Perdana disangkakan Pasal 170 KUHP tentang kekerasan terhadap orang atau barang, lalu Pasal 187 KUHP tentang pembakaran, dan atau Pasal 406 KUHP tentang perusakan.
"Dengan ancaman hukuman pidana di atas 5 tahun. Bahwa terhadap PA telah dilakukan penahanan. Saat ini kami masih mendalami keterlibatan pelaku rusuh lainnya dan akan kami sampaikan perkembangannya," ujar Ihsan.
BEM UNY Ingin Perdana Arie Dibebaskan
Badan Eksekutif Mahasiswa Keluarga Mahasiswa Universitas Negeri Yogyakarta (BEM KM UNY) menggelar aksi simbolik bertajuk "Mengingat September Hitam dan Solidaritas Bebaskan Kawan Kami" di kampusnya, Selasa (30/9) malam.
Salah satu yang disampaikan dalam aksi simbolik ini adalah meminta Polda DIY membebaskan Perdana Arie Veriasa.
"Pertama itu karena sebagai peringatan September Hitam. Kemudian yang kedua adalah seruan bebaskan kawan kami. Ada staf BEM KM UNY yang ditangkap di hari Rabu kemarin. Jadi kami serukan di hari ini," kata Ketua BEM KM UNY Rajesh Singh di lokasi, Selasa (30/9).
Soal pernyataan Polda DIY Perdana Arie ditangkap karena melakukan perusakan fasilitas Polda DIY saat aksi unjuk rasa di depan Polda DIY akhir Agustus lalu, Rajesh mengatakan teman-teman BEM UNY tak ada yang tahu.
"Kita sama sekali nggak ada yang tahu," katanya.
Rajesh mengatakan apa pun yang dilakukan massa aksi pada demonstrasi akhir Agustus dan awal September silam murni karena dampak kemarahan masyarakat.
"Karena kita tahu sendiri bahwa tunjangan DPR yang semakin tinggi. Kemudian kita juga tahu sendiri bahwa ada almarhum Affan Kurniawan yang pengemudi ojol yang tewas dilindas oleh rantis gitu.
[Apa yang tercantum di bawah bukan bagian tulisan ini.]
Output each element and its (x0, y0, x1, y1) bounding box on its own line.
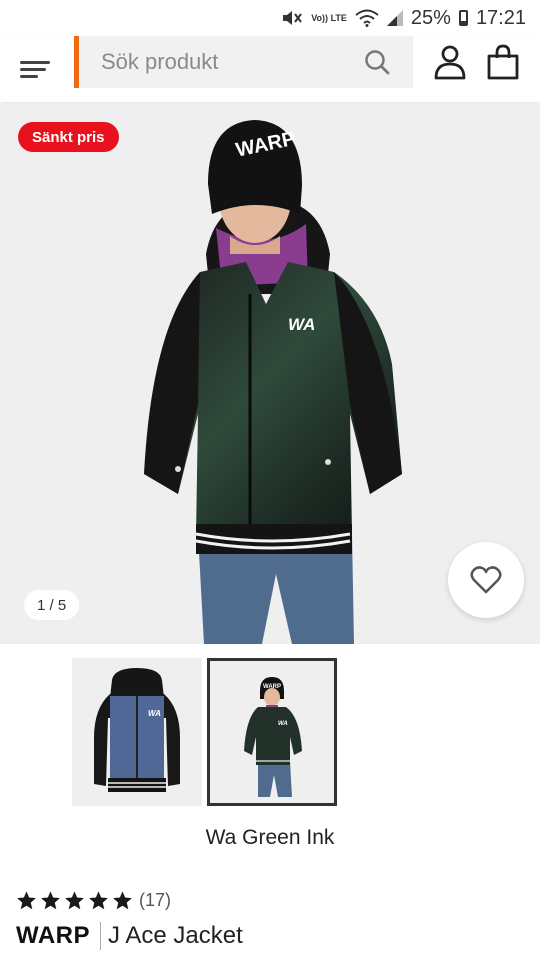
thumb-logo: WA (148, 709, 161, 718)
status-icons: Vo)) LTE 25% 17:21 (281, 7, 526, 30)
product-title: WARP J Ace Jacket (16, 922, 243, 950)
divider (100, 922, 101, 950)
brand-name[interactable]: WARP (16, 922, 90, 950)
wifi-icon (355, 9, 379, 27)
status-bar: Vo)) LTE 25% 17:21 (0, 0, 540, 36)
mute-icon (283, 11, 303, 25)
variant-name: Wa Green Ink (205, 826, 335, 849)
account-icon[interactable] (432, 44, 468, 80)
app-header (0, 36, 540, 102)
star-icon (89, 891, 108, 910)
star-icon (65, 891, 84, 910)
thumbnail-model-image: WARP WA (244, 677, 302, 797)
sale-badge: Sänkt pris (18, 122, 119, 152)
product-image[interactable]: WARP WA Sänkt pris 1 / 5 (0, 104, 540, 644)
favorite-button[interactable] (448, 542, 524, 618)
signal-icon (386, 10, 403, 26)
heart-icon (470, 566, 502, 594)
star-icon (113, 891, 132, 910)
search-input[interactable] (79, 41, 363, 83)
image-counter: 1 / 5 (24, 590, 80, 620)
thumbnail-jacket-image: WA (94, 668, 180, 792)
volte-icon: Vo)) LTE (311, 12, 347, 23)
rating[interactable]: (17) (16, 890, 171, 911)
search-bar (74, 36, 413, 88)
thumbnail-variant-blue[interactable]: WA (72, 658, 202, 806)
thumbnail-variant-green[interactable]: WARP WA (207, 658, 337, 806)
star-icon (17, 891, 36, 910)
menu-icon (20, 61, 50, 78)
battery-percent: 25% (410, 6, 451, 29)
clock: 17:21 (475, 6, 526, 29)
search-icon[interactable] (363, 48, 391, 76)
product-name: J Ace Jacket (108, 922, 243, 949)
battery-icon (458, 10, 468, 26)
thumb-logo: WA (278, 721, 288, 727)
jacket-logo: WA (288, 315, 315, 334)
menu-button[interactable] (20, 54, 52, 84)
cart-icon[interactable] (486, 44, 520, 80)
star-icon (41, 891, 60, 910)
review-count[interactable]: (17) (139, 890, 171, 911)
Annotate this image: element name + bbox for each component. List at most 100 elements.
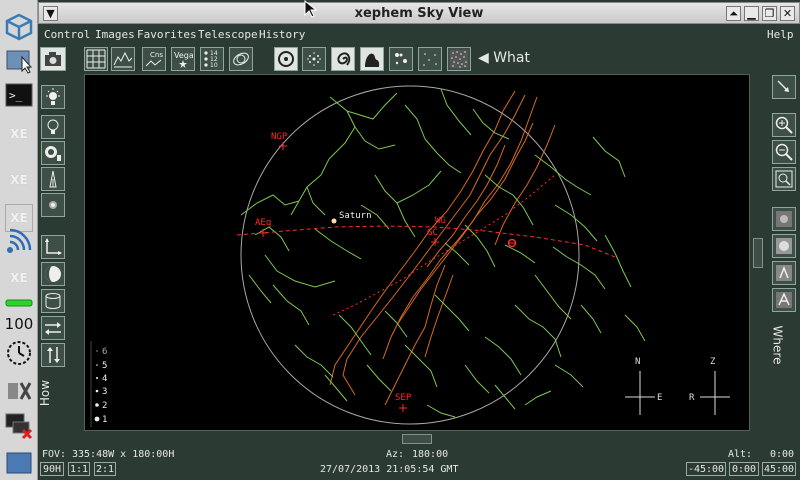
zoom-out-icon[interactable] [772,140,796,164]
network-disconnected-icon[interactable] [3,410,35,440]
compass-z-label: Z [710,357,716,367]
where-label-text: Where [770,325,785,365]
magnitude-labels-icon[interactable]: 14 12 10 [200,47,224,71]
magnitude-legend: 6 5 4 3 2 1 [90,341,107,427]
image-annotate-icon[interactable] [772,288,796,312]
sep-label: SEP [395,393,412,403]
desktop-pointer-icon[interactable] [3,46,35,76]
svg-text:>_: >_ [9,89,23,102]
close-button[interactable]: ✕ [780,6,795,21]
pointer-tool-icon[interactable] [772,75,796,99]
moon-phase-icon[interactable] [41,262,65,286]
dense-field-icon[interactable] [447,47,471,71]
show-desktop-icon[interactable] [3,448,35,478]
aspect-1-1-button[interactable]: 1:1 [68,462,90,476]
xe-app-icon[interactable]: XE [5,120,33,148]
desktop: >_ XE XE XE XE 100 ▼ xephem Sky View ⏶ ▁… [0,0,800,480]
zoom-in-icon[interactable] [772,113,796,137]
milky-way-contours [329,90,556,406]
what-toggle-button[interactable]: ◀ What [478,50,530,66]
print-camera-icon[interactable] [40,47,66,71]
package-icon[interactable] [3,12,35,42]
mag-legend-5: 5 [102,361,107,371]
saturn-marker: Saturn [331,211,372,224]
xe-app-icon[interactable]: XE [5,264,33,292]
telescope-icon[interactable] [41,167,65,191]
horizontal-scroll-thumb[interactable] [402,434,432,444]
menu-telescope[interactable]: Telescope [198,28,258,41]
star-cluster-icon[interactable] [302,47,326,71]
faint-stars-icon[interactable] [418,47,442,71]
title-bar[interactable]: ▼ xephem Sky View ⏶ ▁ ❐ ✕ [38,2,800,24]
double-star-icon[interactable] [389,47,413,71]
mouse-cursor-icon [304,0,318,18]
image-gray-icon[interactable] [772,207,796,231]
ngp-label: NGP [271,132,288,142]
ecliptic-line [236,225,616,258]
launcher-dock: >_ XE XE XE XE 100 [0,0,38,480]
nebula-icon[interactable] [360,47,384,71]
ecliptic-icon[interactable] [229,47,253,71]
horizontal-scrollbar[interactable] [84,432,750,446]
range-right-button[interactable]: 45:00 [762,462,796,476]
sky-canvas[interactable]: NGP Saturn AEq WG GC SEP 6 5 4 3 2 1 N E… [84,74,750,431]
compass-n-label: N [635,357,640,367]
bulb-dim-icon[interactable] [41,141,65,165]
how-toggle-button[interactable]: How [38,372,60,412]
menu-favorites[interactable]: Favorites [137,28,197,41]
alt-value: 0:00 [770,449,795,460]
vertical-scrollbar[interactable] [751,74,765,431]
menu-history[interactable]: History [259,28,305,41]
flip-vertical-icon[interactable] [41,343,65,367]
cylinder-projection-icon[interactable] [41,289,65,313]
alt-label: Alt: [728,449,753,460]
galaxy-icon[interactable] [331,47,355,71]
settings-tools-icon[interactable] [3,376,35,406]
fuzzy-object-icon[interactable] [41,193,65,217]
az-value: 180:00 [412,449,449,460]
axis-coordinates-icon[interactable] [41,235,65,259]
saturn-label: Saturn [339,211,372,221]
cns-text: Cns [150,51,163,59]
range-center-button[interactable]: 0:00 [729,462,759,476]
fov-value: 335:48W x 180:00H [72,449,175,460]
terminal-icon[interactable]: >_ [3,80,35,110]
shade-button[interactable]: ⏶ [726,6,741,21]
status-bar: FOV: 335:48W x 180:00H Az: 180:00 Alt: 0… [38,446,800,480]
star-names-icon[interactable]: Vega [171,47,195,71]
equatorial-compass [625,371,655,415]
vertical-scroll-thumb[interactable] [753,238,763,268]
where-toggle-button[interactable]: Where [770,318,790,370]
compass-r-label: R [689,393,695,403]
image-contrast-icon[interactable] [772,234,796,258]
maximize-button[interactable]: ❐ [762,6,777,21]
datetime-readout: 27/07/2013 21:05:54 GMT [320,464,459,475]
view-90h-button[interactable]: 90H [40,462,64,476]
xe-app-icon[interactable]: XE [5,166,33,194]
vega-text: Vega [174,51,193,60]
horizon-circle [240,85,580,425]
lightbulb-icon[interactable] [41,115,65,139]
minimize-button[interactable]: ▁ [744,6,759,21]
mag10-text: 10 [210,62,218,69]
image-glyph-icon[interactable] [772,261,796,285]
clock-icon[interactable] [3,338,35,368]
grid-icon[interactable] [84,47,108,71]
menu-control[interactable]: Control [44,28,90,41]
menu-images[interactable]: Images [95,28,135,41]
range-left-button[interactable]: -45:00 [686,462,726,476]
wg-label: WG [435,216,446,226]
wifi-signal-icon[interactable] [3,228,35,258]
how-label-text: How [38,379,53,407]
target-circle-icon[interactable] [274,47,298,71]
brightness-icon[interactable] [41,85,65,109]
aeq-label: AEq [255,218,271,228]
mag-legend-1: 1 [102,415,107,425]
horizon-icon[interactable] [111,47,135,71]
flip-horizontal-icon[interactable] [41,316,65,340]
constellation-names-icon[interactable]: Cns [142,47,166,71]
aspect-2-1-button[interactable]: 2:1 [94,462,116,476]
az-label: Az: [386,449,405,460]
menu-help[interactable]: Help [767,28,794,41]
zoom-fit-icon[interactable] [772,167,796,191]
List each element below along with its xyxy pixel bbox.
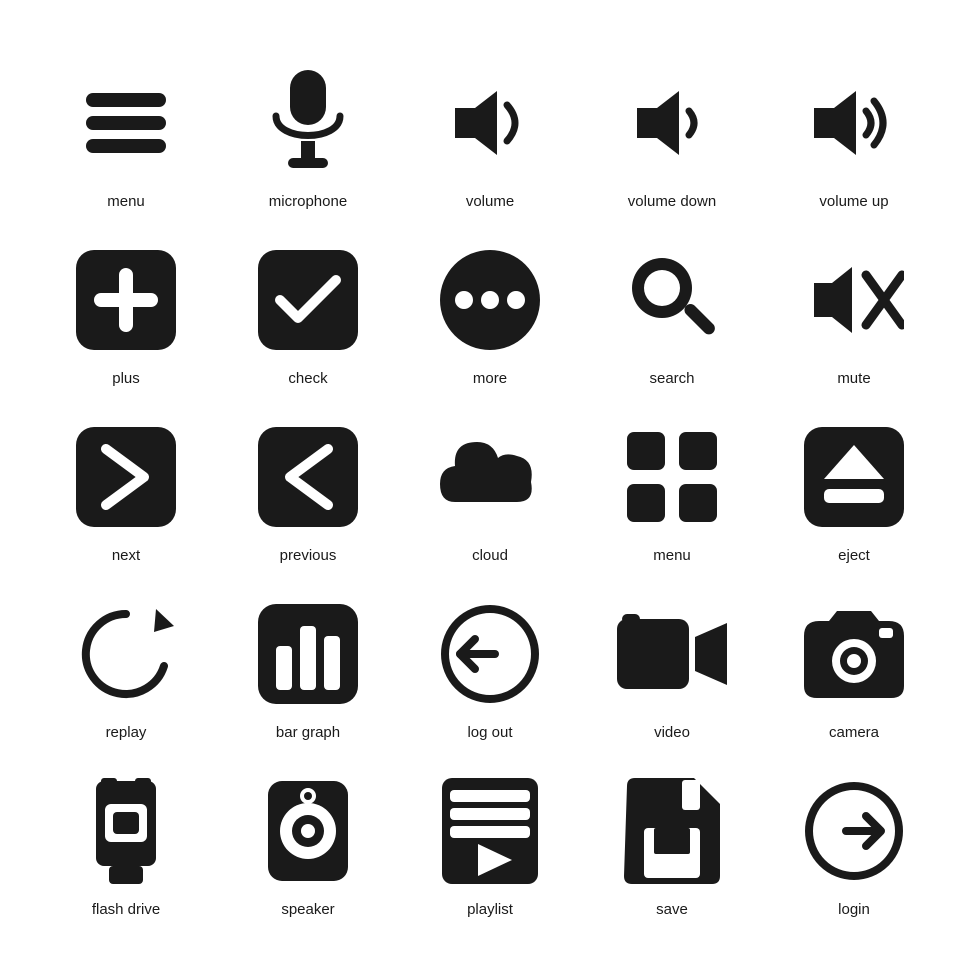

Dan ini yang pada akhirnya membuat amarah dari masyarakat itu memuncak sehingga apa pun yang dilakukan oleh masyarakat ketika aksi dimanapun tidak hanya di Yogya saja itu adalah murni dari kemarahan masyarakat," katanya.
Rajesh menegaskan BEM KM UNY akan terus mendampingi dan mengawal kasus Perdana Arie sampai selesai.